Obesità e responsabilità nel dibattito sull'assistenza sanitaria

Ecco un titolo da MSNBC.com l'altro giorno: "Riforma della salute: buttare giù la ciambella". Manca in larga misura il dibattito sull'assistenza sanitaria, dice l'autore, è una discussione sul ruolo della scelta personale nella creazione di problemi di salute come l'obesità . Alcune persone si chiedono perché i loro dollari delle tasse dovrebbero essere usati per prendersi cura delle persone che stanno rovinando la propria salute mangiando troppo.

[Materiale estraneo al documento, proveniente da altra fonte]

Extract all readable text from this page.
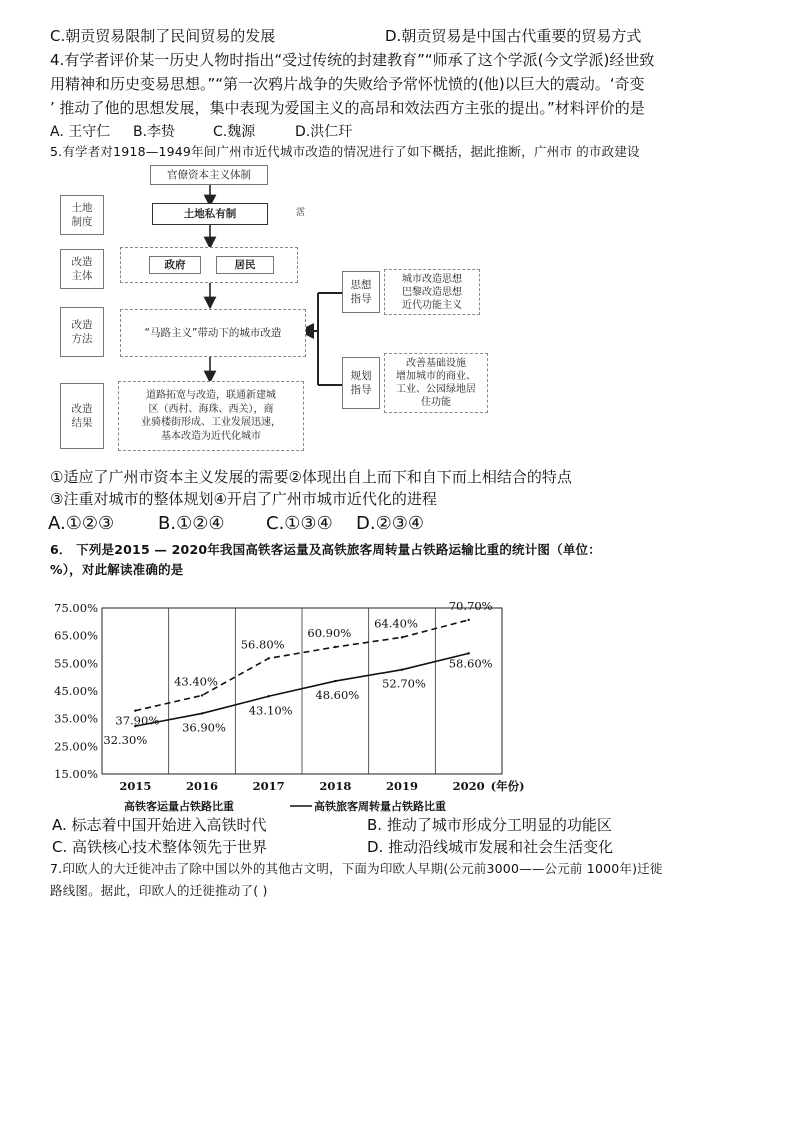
C.朝贡贸易限制了民间贸易的发展	D.朝贡贸易是中国古代重要的贸易方式
4.有学者评价某一历史人物时指出“受过传统的封建教育”“师承了这个学派(今文学派)经世致
用精神和历史变易思想。”“第一次鸦片战争的失败给予常怀忧愤的(他)以巨大的震动。‘奇变
’ 推动了他的思想发展，集中表现为爱国主义的高昂和效法西方主张的提出。”材料评价的是
A. 王守仁 B.李贽	C.魏源	D.洪仁玕
5.有学者对1918—1949年间广州市近代城市改造的情况进行了如下概括，据此推断，广州市 的市政建设
官僚资本主义体制
土地私有制	霑
政府	居民
“马路主义”带动下的城市改造
道路拓宽与改造，联通新建城
区（西村、海珠、西关），商
业骑楼街形成、工业发展迅速，
基本改造为近代化城市
土地
制度
改造
主体
改造
方法
改造
结果
思想
指导
城市改造思想
巴黎改造思想
近代功能主义
规划
指导
改善基础设施
增加城市的商业、
工业、公园绿地居
住功能
①适应了广州市资本主义发展的需要②体现出自上而下和自下而上相结合的特点
③注重对城市的整体规划④开启了广州市城市近代化的进程
A.①②③ B.①②④ C.①③④ D.②③④
6． 下列是2015 — 2020年我国高铁客运量及高铁旅客周转量占铁路运输比重的统计图（单位：
%），对此解读准确的是
75.00%
65.00%
55.00%
45.00%
35.00%
25.00%
15.00%
2015	2016	2017	2018	2019	2020 (年份)
37.90%
43.40%
56.80%
60.90%
64.40%
70.70%
32.30%
36.90%
43.10%
48.60%
52.70%
58.60%
高铁客运量占铁路比重	高铁旅客周转量占铁路比重
A. 标志着中国开始进入高铁时代	B. 推动了城市形成分工明显的功能区
C. 高铁核心技术整体领先于世界	D. 推动沿线城市发展和社会生活变化
7.印欧人的大迁徙冲击了除中国以外的其他古文明，下面为印欧人早期(公元前3000——公元前 1000年)迁徙
路线图。据此，印欧人的迁徙推动了( )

Al contrario, pochi giorni prima Ellen Goodman aveva scritto un articolo editoriale nel Boston Globe sostenendo che il problema dell'obesità della nazione ha qualcosa a che fare con il modo in cui il cibo viene commercializzato. L'industria alimentare ha investito miliardi nelle tecniche di pubblicità e di lavorazione del cibo per rendere irresistibile il cibo, e Goodman ha opinato che questo potrebbe avere qualcosa a che fare con il motivo per cui così tante persone mangiano troppo. Molti lettori di Goodman sembravano inclinarsi maggiormente verso la spiegazione della "responsabilità personale"; molti di loro hanno combinato questa opinione con l'opinione che Goodman fosse un commiseratore per aver persino suggerito che l'industria alimentare si assumesse una certa responsabilità in questo problema.

Dal mio punto di vista, questo dibattito non supererà mai la fase di gridare fino a quando non riconosciamo che alcuni dei nostri concetti etici – in particolare il modo in cui pensiamo al comportamento e alla responsabilità intenzionali – non hanno tenuto il passo con la ricerca sul perché le persone agiscono come loro fanno. Moralmente, siamo bloccati nel Medioevo, con supposizioni come "ad eccezione dei riflessi, le azioni delle persone sono intenzionali e volontarie". In questa prospettiva, quasi tutto ciò che le persone sensate fanno è il risultato di decisioni consapevoli di agire.

Esistono ormai prove schiaccianti, provenienti da campi come la psicologia sociale e le neuroscienze cognitive, a dimostrazione del fatto che questo è assolutamente sbagliato. Di fatto, la maggior parte di ciò che facciamo è orchestrato da processi mentali che non raggiungono mai la piena consapevolezza: abitudini radicate, schemi e stereotipi cognitivi inconsci e così via. Il mio lavoro in questo settore si è particolarmente preoccupato del ruolo dell'imitazione: gli esseri umani sono macchine imitatrici. Per fare un solo esempio, una persona imiterà da vicino le espressioni facciali di un compagno di conversazione, senza alcuna intenzione o consapevolezza di farlo.

Quel punto ha implicazioni enormi per la comprensione dell'efficacia della pubblicità. Lo psicologo sociale John Bargh ed i suoi colleghi hanno fatto un certo numero di studi pertinenti qui; un recente articolo mostra che guardare le persone mangiare aumenta il comportamento alimentare nei telespettatori. Come sostengo nel mio libro Caught in Play, l'imitazione è anche centrale per comprendere gli effetti della nostra partecipazione all'intrattenimento in generale. L'intrattenimento è un altro dominio in cui i processi mentali automatici modellano i nostri valori e comportamenti.

Quindi, qual è il punto? Semplicemente questo: non ho discussioni con coloro che invitano i consumatori a essere responsabili. Le persone che mangiano troppo devono assumersene la responsabilità. Ma ora sappiamo che il comportamento alimentare – per attenersi a questo esempio – può essere fortemente incoraggiato dai processi mentali che avvengono al di fuori della consapevolezza cosciente. Chi è responsabile per questo? Non sono le persone che progettano intenzionalmente la pubblicità e l'elaborazione alimentare per generare un consumo eccessivo? Se chiedi che i consumatori siano responsabili, perché non essere coerenti e chiedi che anche le industrie che promuovono il consumo siano responsabili?

Peter G. Stromberg è l'autore di Caught in Play: How Entertainment Entertainment on You. Foto di Bandita.